И еще раньше. Что ты делал в ноябре 1942-го, когда немцы, захватив свободную зону, вошли в Лион? Что такого ты в них увидел? Начищенные до блеска сапоги? Мундиры победителей? Чеканный шаг по улице Республики? Танки на мостовой Гамбетта? Что ты о них подумал? Чем они тебе понравились? Что заставило тебя примкнуть к ним, вместо того чтобы бороться против них? Или хотя бы просто забиться в нору, пока другие, смельчаки, выковывали вместо тебя нашу Историю?
Почему ты стал предателем, папа?
2
Во время войны мой отец был «не на той стороне» – прошли годы, прежде чем я это узнал, и понадобилась целая жизнь, прежде чем понял, что это значит.
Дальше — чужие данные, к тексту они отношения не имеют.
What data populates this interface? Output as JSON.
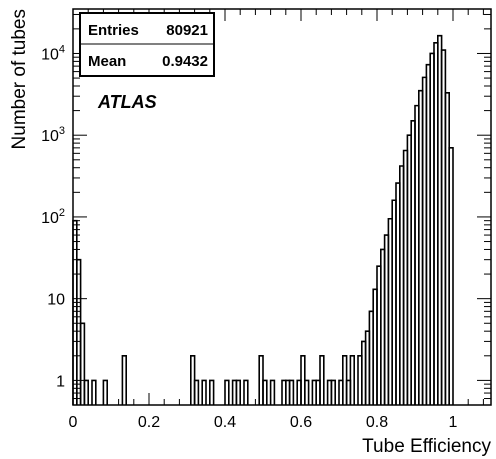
{
  "chart_data": {
    "type": "bar",
    "histogram": true,
    "title": "",
    "xlabel": "Tube Efficiency",
    "ylabel": "Number of tubes",
    "xlim": [
      0,
      1.1
    ],
    "ylim": [
      0.5,
      35000
    ],
    "y_scale": "log",
    "grid": false,
    "bin_width": 0.01,
    "x_ticks": [
      {
        "value": 0,
        "label": "0"
      },
      {
        "value": 0.2,
        "label": "0.2"
      },
      {
        "value": 0.4,
        "label": "0.4"
      },
      {
        "value": 0.6,
        "label": "0.6"
      },
      {
        "value": 0.8,
        "label": "0.8"
      },
      {
        "value": 1,
        "label": "1"
      }
    ],
    "y_ticks": [
      {
        "value": 1,
        "label": "1",
        "sup": ""
      },
      {
        "value": 10,
        "label": "10",
        "sup": ""
      },
      {
        "value": 100,
        "label": "10",
        "sup": "2"
      },
      {
        "value": 1000,
        "label": "10",
        "sup": "3"
      },
      {
        "value": 10000,
        "label": "10",
        "sup": "4"
      }
    ],
    "bins": [
      {
        "x": 0.0,
        "y": 90
      },
      {
        "x": 0.01,
        "y": 30
      },
      {
        "x": 0.02,
        "y": 5
      },
      {
        "x": 0.03,
        "y": 1
      },
      {
        "x": 0.05,
        "y": 1
      },
      {
        "x": 0.08,
        "y": 1
      },
      {
        "x": 0.13,
        "y": 2
      },
      {
        "x": 0.31,
        "y": 2
      },
      {
        "x": 0.32,
        "y": 1
      },
      {
        "x": 0.34,
        "y": 1
      },
      {
        "x": 0.36,
        "y": 1
      },
      {
        "x": 0.4,
        "y": 1
      },
      {
        "x": 0.42,
        "y": 1
      },
      {
        "x": 0.43,
        "y": 1
      },
      {
        "x": 0.45,
        "y": 1
      },
      {
        "x": 0.49,
        "y": 2
      },
      {
        "x": 0.5,
        "y": 1
      },
      {
        "x": 0.52,
        "y": 1
      },
      {
        "x": 0.55,
        "y": 1
      },
      {
        "x": 0.56,
        "y": 1
      },
      {
        "x": 0.57,
        "y": 1
      },
      {
        "x": 0.59,
        "y": 1
      },
      {
        "x": 0.6,
        "y": 2
      },
      {
        "x": 0.61,
        "y": 1
      },
      {
        "x": 0.63,
        "y": 1
      },
      {
        "x": 0.64,
        "y": 1
      },
      {
        "x": 0.65,
        "y": 2
      },
      {
        "x": 0.67,
        "y": 1
      },
      {
        "x": 0.68,
        "y": 1
      },
      {
        "x": 0.7,
        "y": 1
      },
      {
        "x": 0.71,
        "y": 2
      },
      {
        "x": 0.72,
        "y": 1
      },
      {
        "x": 0.73,
        "y": 2
      },
      {
        "x": 0.75,
        "y": 2
      },
      {
        "x": 0.76,
        "y": 3
      },
      {
        "x": 0.77,
        "y": 4
      },
      {
        "x": 0.78,
        "y": 7
      },
      {
        "x": 0.79,
        "y": 13
      },
      {
        "x": 0.8,
        "y": 25
      },
      {
        "x": 0.81,
        "y": 40
      },
      {
        "x": 0.82,
        "y": 60
      },
      {
        "x": 0.83,
        "y": 95
      },
      {
        "x": 0.84,
        "y": 160
      },
      {
        "x": 0.85,
        "y": 260
      },
      {
        "x": 0.86,
        "y": 420
      },
      {
        "x": 0.87,
        "y": 650
      },
      {
        "x": 0.88,
        "y": 1000
      },
      {
        "x": 0.89,
        "y": 1500
      },
      {
        "x": 0.9,
        "y": 2300
      },
      {
        "x": 0.91,
        "y": 3500
      },
      {
        "x": 0.92,
        "y": 5100
      },
      {
        "x": 0.93,
        "y": 7300
      },
      {
        "x": 0.94,
        "y": 10000
      },
      {
        "x": 0.95,
        "y": 13500
      },
      {
        "x": 0.96,
        "y": 16500
      },
      {
        "x": 0.97,
        "y": 11000
      },
      {
        "x": 0.98,
        "y": 3300
      },
      {
        "x": 0.99,
        "y": 700
      }
    ],
    "legend": "top-left",
    "annotations": [
      "ATLAS"
    ]
  },
  "stats_box": {
    "rows": [
      {
        "label": "Entries",
        "value": "80921"
      },
      {
        "label": "Mean",
        "value": "0.9432"
      }
    ]
  },
  "atlas_label": "ATLAS"
}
Этим секретом – и тяжким бременем – поделился со мной мой дед. Как всегда по четвергам, я обедал у него дома, а после обеда мне полагался мятный леденец «Виши».
– Поди возьми конфетку, – говорила мне крестная, занятая мытьем посуды.
Папину мать я не застал. Она покончила с собой еще до войны. Дед вскоре женился на другой женщине, которую я звал крестной. Она готовила на всю нашу большую лионскую семью и каждый четверг угощала меня граненым леденцом.
Вот и в тот день я собирался взять свой леденец из жестяной коробки под радио.
– Что бы там ни болтал твой отец… – помню, сказал мне дед. Сказал, озираясь, будто опасался, нет ли тут его сына. Он боялся отца. Они не виделись уже много лет.
Приоткрыв кочергой чугунную дверцу плиты, он нагнулся над ведерком с углем и ожесточенно выгребал из нее железной лопаткой последние кусочки. Не знаю почему, но он был не в духе. Вообще-то, он редко сердился. Только на жену – ей от него доставалось. Он дурно обращался с ней, как я узнал уже после его смерти.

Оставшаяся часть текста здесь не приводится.